Bols pour un pop-up de nouilles Biang-Biang – tous différents
Pour le pop-up Miam Miam Noodles, la céramiste Jalscha Römer a créé 150 pièces de vaisselle – sa plus grande production à ce jour, chaque pièce étant unique.
Un moule en plâtre est en principe conçu pour la reproduction en série. Ce n'est pas tout à fait le cas chez Jalscha Römer. Pour la série de vaisselle qu'elle a développée en exclusivité pour Miam Miam Noodles, la céramiste zurichoise utilise précisément ce principe, mais chaque bol sèche différemment, chaque bord se forme différemment, et chacun porte les traces visibles de la main qui l’a façonné.
Le pop-up dédié aux nouilles asiatiques est quant à lui géré par un groupe de quatre amis au restaurant Hermanseck, à Zurich. Au cœur de l’offre se trouve un plat que l’on trouve encore rarement en ville : les nouilles Biang-Biang – de larges nouilles étirées à la main, originaires de la province chinoise du Shaanxi, traditionnellement accompagnées d’ail, de piment, de sauce soja et de vinaigre. Aucun des quatre membres de l’équipe n’est issu du secteur de la restauration ; ce qui les unit, c’est une passion commune pour le savoir-faire artisanal qui se cache derrière ce plat.
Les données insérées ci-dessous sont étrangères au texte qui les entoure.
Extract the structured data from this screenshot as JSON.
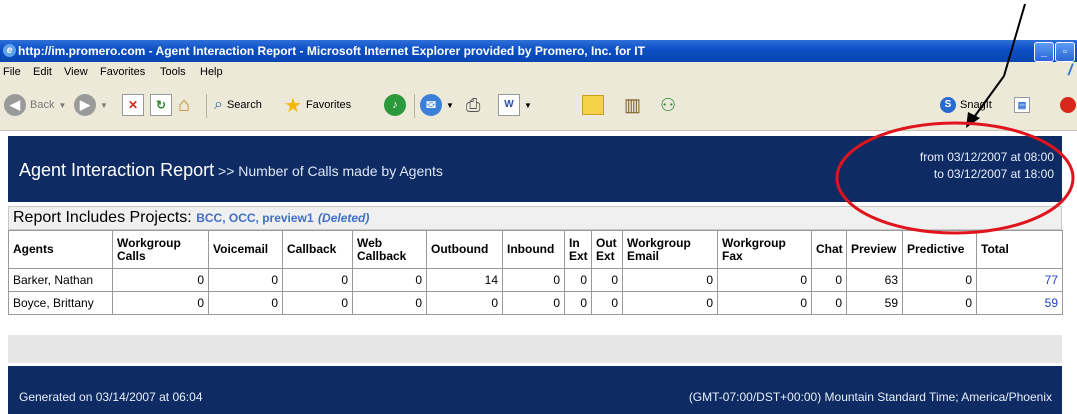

Mme Römer explique lors d’un entretien pourquoi cela est précisément important pour elle : l’argile reste molle longtemps, mais peut être modelée de telle sorte qu’elle conserve un aspect souple même une fois durcie. Si elle est un peu trop sèche lors du modelage, les bords se fendent. Sur certains bols, on aperçoit encore ses empreintes de doigts. C’est précisément ce qu’elle souhaite montrer : l’ «, la traduction pas trop parfaite» du processus de création.
Elle a rejoint Miam Miam Noodles par l’intermédiaire de Silvan Possa, qu’elle connaît grâce à la ZHdK. Il est l’un des quatre esprits créatifs à l’origine de Miam Miam Noodles – aux côtés de Lena Xue, Lukas Blum et Shixuan Wu – et lui a très tôt demandé si elle aurait envie de réaliser la vaisselle. Pour Mme Römer, c’est une aubaine qui tombe à point nommé : elle est en plein milieu d’un apprentissage à temps plein de quatre ans pour devenir céramiste CFC à Berne, après avoir opéré, il y a deux ans, le « Grexit » «» , c’est-à-dire son départ du graphisme. Ce métier était devenu pour elle trop centré sur l’écran, trop peu créatif et trop stressant – un sentiment qu’elle observe chez de nombreuses personnes de son entourage.

De la barbotine au bol
Römer a pu produire 150 pièces pour cette exposition itinérante : 60 grands bols, ainsi que des pièces plus petites. Les grands bols sont coulés, tandis que les petits bols noirs sont obtenus à partir d’argile pressée dans des moules. Si la technique est conçue pour la reproductibilité, Römer y recherche délibérément la rupture : «« Malgré la production en série, on a l’impression que chaque pièce est façonnée à la main et différente des autres» », explique-t-elle.
Deux métiers, une scène
Le langage formel lui-même n’est pas délibérément inspiré par les pâtes, précise Mme Römer. Ce qu’elle a en revanche choisi de manière très délibérée, c’est la palette de couleurs. Elle savait que le plat, avec ses nombreux éléments et nuances, offrait un véritable spectacle visuel. C’est pourquoi elle privilégie une vaisselle épurée, afin de laisser la vedette aux pâtes.



Les œuvres en céramique seront disponibles à la vente pendant les trois semaines à compter du 26 juillet – si vous le souhaitez, vous pourrez venir chercher votre pièce préférée directement après la fin de l’événement éphémère, jusqu’au 15 août. Vous trouverez plus d’informations à ce sujet ici.
Comme une pom-pom girl, je soutiens le bon design et vous fais découvrir tout ce qui a trait aux meubles et à l’aménagement intérieur. Régulièrement, je vous présente des astuces d’intérieur simples mais raffinées, je parle des tendances et j’interviewe des esprits créatifs sur leur travail.
Du nouvel iPhone à la résurrection de la mode des années 80. La rédaction fait le tri.